The first real project where I encountered openEHR was a hard lesson in the gap between the theory and the tooling. The community was smaller then, the implementations were fewer, and the path from "this archetype exists in CKM" to "this data is in a running CDR serving a real use case" was longer than it should have been. I learned a lot about what the standard does well and where it needs real-world grounding. That was about 10 years ago.
But over the years, the projects accumulated. Countries and university hospitals started piloting openEHR and even though it presents a big shift in thinking and a long while to see tangible results and proof it is "the right path", key stakeholder still stuck with it. What consistently stood out was not that openEHR was perfect (no standard is) but that it composed well with other things: FHIR for exchange, openEHR for persistence, FHIRConnect as the bridge, SNOMED, OMOP, ..
Why This Matters
Joining the SEC Experts Panel is meaningful to us for a specific reason: it is a connection between the implementation work we have been doing and the specification work that governs the standard.

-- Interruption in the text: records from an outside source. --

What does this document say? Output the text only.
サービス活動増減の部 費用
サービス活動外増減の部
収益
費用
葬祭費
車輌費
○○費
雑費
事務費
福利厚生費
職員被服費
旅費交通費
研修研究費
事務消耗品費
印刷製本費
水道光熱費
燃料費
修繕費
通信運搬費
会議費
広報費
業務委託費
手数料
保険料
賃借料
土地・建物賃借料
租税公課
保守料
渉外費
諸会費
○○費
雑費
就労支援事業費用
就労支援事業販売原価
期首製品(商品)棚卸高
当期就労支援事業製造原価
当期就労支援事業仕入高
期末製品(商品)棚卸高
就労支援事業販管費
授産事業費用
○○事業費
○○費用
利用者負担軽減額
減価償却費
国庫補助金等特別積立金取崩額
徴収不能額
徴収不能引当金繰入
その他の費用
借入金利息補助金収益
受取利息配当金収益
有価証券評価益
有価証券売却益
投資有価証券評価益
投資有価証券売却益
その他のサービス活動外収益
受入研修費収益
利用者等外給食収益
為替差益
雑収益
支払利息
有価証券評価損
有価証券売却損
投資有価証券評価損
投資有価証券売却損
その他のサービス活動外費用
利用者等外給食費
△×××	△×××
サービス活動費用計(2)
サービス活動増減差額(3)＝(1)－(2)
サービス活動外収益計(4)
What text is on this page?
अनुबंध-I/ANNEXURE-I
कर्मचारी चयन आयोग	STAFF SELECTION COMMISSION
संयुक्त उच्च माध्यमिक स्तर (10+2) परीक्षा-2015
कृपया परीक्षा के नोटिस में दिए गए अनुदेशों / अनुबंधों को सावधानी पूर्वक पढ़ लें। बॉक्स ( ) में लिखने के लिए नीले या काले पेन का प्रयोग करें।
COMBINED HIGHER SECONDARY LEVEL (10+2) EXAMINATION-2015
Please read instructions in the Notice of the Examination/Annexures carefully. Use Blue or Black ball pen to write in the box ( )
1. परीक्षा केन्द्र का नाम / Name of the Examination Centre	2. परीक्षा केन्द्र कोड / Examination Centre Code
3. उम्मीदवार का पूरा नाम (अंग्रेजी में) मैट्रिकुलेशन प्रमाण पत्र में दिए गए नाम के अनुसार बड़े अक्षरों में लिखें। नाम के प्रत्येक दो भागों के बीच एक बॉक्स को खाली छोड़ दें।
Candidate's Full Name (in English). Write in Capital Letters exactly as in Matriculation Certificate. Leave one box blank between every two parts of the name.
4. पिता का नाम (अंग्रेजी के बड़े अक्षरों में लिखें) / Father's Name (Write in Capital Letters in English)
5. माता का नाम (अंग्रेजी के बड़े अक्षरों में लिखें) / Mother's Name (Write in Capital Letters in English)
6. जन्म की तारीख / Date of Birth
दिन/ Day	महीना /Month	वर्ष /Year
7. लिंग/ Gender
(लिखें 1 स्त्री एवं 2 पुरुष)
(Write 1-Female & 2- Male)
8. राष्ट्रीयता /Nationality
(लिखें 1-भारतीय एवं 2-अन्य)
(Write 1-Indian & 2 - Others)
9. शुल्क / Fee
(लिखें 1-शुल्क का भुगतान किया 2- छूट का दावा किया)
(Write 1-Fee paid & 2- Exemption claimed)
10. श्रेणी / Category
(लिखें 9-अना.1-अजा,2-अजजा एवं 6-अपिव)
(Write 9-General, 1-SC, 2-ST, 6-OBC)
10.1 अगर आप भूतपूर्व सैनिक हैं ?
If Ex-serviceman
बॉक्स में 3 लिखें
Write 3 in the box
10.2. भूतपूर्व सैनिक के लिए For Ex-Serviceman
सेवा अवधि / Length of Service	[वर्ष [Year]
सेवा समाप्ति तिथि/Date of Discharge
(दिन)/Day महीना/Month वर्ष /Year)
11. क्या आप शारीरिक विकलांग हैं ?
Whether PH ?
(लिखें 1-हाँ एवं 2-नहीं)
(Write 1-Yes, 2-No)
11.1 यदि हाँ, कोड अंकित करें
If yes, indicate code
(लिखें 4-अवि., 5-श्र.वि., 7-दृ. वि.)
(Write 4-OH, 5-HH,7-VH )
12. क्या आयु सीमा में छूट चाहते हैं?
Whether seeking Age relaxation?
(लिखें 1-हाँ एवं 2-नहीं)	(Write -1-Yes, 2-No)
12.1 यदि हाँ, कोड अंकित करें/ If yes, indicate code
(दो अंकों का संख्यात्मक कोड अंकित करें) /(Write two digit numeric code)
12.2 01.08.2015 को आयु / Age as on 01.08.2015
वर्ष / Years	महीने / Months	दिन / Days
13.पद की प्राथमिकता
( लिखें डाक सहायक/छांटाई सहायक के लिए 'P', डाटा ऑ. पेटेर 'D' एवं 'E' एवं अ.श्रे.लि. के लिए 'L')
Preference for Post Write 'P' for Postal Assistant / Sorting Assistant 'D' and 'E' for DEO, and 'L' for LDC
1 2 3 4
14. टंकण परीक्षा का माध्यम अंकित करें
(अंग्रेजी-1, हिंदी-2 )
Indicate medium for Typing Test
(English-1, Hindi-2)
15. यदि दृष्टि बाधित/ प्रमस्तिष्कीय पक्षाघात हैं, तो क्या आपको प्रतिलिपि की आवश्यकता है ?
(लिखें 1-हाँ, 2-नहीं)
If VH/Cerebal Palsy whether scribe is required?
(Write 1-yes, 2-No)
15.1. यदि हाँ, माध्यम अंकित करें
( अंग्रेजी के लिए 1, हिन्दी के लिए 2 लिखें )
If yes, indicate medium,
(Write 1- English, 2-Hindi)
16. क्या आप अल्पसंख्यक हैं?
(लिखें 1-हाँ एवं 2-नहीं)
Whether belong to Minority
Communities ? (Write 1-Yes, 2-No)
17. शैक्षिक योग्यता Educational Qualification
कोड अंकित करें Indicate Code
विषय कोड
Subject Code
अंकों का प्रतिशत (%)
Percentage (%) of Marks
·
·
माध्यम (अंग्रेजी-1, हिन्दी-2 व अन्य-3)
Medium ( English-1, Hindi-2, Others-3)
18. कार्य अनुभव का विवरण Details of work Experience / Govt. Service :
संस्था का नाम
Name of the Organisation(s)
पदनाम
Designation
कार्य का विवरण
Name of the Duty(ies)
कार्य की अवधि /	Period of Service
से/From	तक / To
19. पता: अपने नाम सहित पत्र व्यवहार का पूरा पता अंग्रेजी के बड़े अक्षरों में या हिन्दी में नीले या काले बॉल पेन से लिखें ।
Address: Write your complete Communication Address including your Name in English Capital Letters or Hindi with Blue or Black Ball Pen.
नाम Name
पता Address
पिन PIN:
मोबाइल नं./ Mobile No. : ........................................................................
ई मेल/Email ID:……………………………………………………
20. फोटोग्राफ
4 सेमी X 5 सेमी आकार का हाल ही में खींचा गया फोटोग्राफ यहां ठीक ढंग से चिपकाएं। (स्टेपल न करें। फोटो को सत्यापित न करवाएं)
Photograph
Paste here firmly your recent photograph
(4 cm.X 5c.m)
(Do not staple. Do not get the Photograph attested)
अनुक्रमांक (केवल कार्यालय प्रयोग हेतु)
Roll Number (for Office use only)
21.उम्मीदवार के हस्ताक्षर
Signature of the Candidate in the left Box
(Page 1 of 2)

The openEHR spec is not an abstract artifact. Everything has implications for real systems built by real teams trying to solve real problems. The closer the specification process stays to that ground truth, the more useful the standard becomes in practice. The SEC Experts Panel is one of the channels through which that feedback flows, from implementers who have run the standard against actual use cases, back into the conversations that shape what the standard becomes.
We are glad to now be part of the body that helps shape what those standards look like.